No. SJS is not an infection. It’s an immune reaction to a medication. You can’t catch it from someone else. But if you’ve had it before, you’re at high risk of getting it again - even from a different drug in the same class.
Can I take the same drug again if I didn’t have a rash?
Yes - if you never had a reaction. But if you had even a mild rash while taking a high-risk drug like lamotrigine or carbamazepine, you should never take it again. A mild rash can be the first sign of a future, deadly reaction. Doctors treat any rash during these drugs as a red flag.
How long after stopping a drug can SJS occur?
Up to two weeks. Most reactions happen within the first 8 weeks of starting a drug, but some occur after the drug is stopped. That’s why doctors warn patients to keep watching for rashes, fever, or sores for up to 14 days after discontinuing high-risk medications like allopurinol or nevirapine.
Are there tests to predict who will get SJS?

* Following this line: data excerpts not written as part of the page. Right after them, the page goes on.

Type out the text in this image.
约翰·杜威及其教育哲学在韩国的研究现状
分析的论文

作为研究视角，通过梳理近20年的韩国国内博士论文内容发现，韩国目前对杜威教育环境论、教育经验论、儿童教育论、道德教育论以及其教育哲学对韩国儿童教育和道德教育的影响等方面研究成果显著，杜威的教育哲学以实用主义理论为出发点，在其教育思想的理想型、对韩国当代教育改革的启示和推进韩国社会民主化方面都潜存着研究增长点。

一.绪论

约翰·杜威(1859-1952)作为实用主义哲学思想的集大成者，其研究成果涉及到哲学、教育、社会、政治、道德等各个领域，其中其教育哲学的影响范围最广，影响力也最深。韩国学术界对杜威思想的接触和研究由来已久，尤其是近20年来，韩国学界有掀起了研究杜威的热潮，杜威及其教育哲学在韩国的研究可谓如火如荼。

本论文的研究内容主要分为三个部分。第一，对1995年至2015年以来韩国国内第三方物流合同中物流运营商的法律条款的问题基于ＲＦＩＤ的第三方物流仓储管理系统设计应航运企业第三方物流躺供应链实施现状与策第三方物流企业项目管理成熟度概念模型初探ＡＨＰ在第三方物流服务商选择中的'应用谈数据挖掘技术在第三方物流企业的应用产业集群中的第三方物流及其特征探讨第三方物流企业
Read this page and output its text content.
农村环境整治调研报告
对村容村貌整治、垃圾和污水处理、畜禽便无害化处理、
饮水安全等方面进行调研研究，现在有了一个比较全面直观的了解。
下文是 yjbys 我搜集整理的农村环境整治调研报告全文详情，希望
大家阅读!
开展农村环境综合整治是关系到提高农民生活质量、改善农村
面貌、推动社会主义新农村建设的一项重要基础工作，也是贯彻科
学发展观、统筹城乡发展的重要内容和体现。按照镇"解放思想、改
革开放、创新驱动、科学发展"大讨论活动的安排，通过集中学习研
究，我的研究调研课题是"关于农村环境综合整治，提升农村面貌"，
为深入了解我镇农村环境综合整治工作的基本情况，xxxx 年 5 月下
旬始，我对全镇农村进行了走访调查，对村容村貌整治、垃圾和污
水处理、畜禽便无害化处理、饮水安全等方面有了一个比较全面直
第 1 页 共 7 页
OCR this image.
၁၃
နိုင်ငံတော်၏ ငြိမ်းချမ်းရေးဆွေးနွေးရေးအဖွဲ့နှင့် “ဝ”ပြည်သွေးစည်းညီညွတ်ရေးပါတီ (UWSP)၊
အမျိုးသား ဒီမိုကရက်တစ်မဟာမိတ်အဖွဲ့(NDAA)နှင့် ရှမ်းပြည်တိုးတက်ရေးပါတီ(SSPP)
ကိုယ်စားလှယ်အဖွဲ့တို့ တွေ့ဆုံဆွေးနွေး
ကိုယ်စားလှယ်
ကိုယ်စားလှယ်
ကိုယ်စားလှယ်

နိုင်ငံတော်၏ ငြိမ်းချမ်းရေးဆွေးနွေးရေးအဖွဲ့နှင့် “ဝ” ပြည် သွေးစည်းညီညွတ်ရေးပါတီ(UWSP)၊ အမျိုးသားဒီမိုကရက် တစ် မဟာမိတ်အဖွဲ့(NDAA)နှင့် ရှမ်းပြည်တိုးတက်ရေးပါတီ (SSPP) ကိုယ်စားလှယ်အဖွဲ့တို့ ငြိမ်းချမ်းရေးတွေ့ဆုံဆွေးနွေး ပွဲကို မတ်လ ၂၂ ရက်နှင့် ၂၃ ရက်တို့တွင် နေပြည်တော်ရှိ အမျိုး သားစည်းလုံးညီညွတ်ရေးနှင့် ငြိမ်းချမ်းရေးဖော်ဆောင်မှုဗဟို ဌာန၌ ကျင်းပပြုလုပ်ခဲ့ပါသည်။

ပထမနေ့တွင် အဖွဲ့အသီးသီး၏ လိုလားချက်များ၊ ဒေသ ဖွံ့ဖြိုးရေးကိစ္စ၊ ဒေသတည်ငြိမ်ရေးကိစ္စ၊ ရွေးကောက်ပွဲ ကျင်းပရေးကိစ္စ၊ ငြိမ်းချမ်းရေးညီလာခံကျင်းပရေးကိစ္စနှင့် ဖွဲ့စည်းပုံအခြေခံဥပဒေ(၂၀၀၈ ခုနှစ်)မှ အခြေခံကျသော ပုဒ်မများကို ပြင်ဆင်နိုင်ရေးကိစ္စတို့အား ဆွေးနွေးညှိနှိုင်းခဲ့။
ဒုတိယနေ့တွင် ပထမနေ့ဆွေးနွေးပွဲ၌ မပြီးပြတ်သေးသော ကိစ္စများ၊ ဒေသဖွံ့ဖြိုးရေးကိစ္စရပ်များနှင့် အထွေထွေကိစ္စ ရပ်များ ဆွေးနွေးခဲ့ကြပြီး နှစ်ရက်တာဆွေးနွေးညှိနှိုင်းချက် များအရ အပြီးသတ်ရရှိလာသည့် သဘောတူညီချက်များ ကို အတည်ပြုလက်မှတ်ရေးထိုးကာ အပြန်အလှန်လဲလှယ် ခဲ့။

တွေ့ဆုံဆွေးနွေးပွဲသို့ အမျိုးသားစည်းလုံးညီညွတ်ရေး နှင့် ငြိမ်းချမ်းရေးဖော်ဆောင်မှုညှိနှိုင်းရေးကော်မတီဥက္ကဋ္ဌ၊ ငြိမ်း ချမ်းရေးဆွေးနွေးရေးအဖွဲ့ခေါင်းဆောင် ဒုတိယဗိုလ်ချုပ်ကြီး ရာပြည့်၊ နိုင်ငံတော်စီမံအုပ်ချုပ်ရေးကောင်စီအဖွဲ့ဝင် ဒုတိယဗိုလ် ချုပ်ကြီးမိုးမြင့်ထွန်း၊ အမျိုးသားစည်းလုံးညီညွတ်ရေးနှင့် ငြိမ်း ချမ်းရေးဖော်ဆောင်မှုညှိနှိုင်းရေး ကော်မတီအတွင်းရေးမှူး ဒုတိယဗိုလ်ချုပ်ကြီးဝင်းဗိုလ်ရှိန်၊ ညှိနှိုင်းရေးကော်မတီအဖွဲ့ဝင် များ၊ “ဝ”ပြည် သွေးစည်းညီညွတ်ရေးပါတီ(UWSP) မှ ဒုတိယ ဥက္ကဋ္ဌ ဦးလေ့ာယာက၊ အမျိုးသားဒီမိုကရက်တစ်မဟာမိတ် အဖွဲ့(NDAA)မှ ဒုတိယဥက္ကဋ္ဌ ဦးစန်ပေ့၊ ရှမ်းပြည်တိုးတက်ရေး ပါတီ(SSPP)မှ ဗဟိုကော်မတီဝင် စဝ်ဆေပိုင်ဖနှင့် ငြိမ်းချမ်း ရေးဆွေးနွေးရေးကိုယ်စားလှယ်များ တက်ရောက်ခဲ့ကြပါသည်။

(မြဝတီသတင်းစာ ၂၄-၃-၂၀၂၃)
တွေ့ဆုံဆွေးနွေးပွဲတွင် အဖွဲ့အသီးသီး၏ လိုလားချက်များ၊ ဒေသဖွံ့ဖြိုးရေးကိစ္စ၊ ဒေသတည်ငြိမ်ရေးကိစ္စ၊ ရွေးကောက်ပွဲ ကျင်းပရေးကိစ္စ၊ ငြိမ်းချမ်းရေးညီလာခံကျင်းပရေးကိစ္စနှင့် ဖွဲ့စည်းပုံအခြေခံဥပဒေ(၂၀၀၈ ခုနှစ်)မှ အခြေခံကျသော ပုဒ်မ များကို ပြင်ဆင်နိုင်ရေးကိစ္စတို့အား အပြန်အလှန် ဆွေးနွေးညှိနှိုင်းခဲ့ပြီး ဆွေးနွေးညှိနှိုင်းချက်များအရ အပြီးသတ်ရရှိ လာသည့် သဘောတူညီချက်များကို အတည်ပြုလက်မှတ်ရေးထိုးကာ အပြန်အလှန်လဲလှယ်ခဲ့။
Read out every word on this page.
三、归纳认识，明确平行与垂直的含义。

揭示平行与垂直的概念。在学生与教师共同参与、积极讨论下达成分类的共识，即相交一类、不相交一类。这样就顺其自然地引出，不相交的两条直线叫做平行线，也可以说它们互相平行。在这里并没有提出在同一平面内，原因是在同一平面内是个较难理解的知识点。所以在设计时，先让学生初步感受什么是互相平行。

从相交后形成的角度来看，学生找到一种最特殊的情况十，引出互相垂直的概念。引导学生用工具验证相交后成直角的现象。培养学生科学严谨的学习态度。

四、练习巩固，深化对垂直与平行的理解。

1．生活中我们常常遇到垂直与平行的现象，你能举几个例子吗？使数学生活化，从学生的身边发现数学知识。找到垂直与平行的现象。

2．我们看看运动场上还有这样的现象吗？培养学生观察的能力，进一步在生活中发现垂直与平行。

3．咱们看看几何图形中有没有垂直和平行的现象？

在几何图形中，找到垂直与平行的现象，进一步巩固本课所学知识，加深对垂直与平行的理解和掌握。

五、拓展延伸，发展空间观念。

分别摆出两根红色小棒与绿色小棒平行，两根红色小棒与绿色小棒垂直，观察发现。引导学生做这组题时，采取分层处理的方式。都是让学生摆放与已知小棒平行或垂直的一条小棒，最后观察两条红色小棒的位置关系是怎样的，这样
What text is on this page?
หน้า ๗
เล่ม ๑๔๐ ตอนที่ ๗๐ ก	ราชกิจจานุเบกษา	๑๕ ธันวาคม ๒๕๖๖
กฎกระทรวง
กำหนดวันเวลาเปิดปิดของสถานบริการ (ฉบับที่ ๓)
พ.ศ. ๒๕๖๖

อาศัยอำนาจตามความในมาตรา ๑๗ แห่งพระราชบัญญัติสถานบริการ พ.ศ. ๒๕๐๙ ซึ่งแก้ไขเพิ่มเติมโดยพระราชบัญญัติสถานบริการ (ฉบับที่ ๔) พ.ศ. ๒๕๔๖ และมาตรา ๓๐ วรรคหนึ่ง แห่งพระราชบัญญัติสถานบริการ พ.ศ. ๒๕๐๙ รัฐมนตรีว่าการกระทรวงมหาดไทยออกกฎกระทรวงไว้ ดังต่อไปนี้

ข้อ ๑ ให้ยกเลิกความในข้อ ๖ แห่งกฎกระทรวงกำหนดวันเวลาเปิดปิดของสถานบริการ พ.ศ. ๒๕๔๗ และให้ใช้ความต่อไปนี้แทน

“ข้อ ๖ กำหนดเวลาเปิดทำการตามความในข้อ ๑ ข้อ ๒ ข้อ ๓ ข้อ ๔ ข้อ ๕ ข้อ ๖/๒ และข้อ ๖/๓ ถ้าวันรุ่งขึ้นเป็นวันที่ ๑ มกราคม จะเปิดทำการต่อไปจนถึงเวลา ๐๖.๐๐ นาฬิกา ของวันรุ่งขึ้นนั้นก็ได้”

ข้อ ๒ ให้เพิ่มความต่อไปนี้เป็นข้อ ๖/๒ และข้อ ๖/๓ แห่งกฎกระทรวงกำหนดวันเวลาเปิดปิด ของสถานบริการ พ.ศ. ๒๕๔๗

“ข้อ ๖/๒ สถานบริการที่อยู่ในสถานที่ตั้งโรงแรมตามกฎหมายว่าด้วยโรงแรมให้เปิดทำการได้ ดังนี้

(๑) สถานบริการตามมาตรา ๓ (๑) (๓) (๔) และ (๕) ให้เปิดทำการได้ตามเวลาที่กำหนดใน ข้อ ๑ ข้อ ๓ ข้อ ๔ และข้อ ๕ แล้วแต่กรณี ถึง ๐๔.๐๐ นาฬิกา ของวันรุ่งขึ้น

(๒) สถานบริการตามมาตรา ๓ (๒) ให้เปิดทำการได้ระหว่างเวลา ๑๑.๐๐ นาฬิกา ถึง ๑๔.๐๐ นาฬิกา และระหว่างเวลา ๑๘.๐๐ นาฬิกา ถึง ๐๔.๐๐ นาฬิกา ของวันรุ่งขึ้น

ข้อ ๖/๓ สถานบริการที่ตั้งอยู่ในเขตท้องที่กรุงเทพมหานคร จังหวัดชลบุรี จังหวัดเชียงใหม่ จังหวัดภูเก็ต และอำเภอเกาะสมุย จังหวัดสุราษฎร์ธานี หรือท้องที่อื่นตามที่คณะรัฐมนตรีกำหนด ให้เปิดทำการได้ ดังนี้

Yes - for some drugs and populations. Genetic testing for HLA-B*15:02 is recommended before giving carbamazepine to people of Southeast Asian descent. This test can reduce risk by over 90%. Testing for other genes (like HLA-B*58:01 for allopurinol) is also used in some countries. But these tests aren’t routine everywhere - so knowing your family history and drug risks is still critical.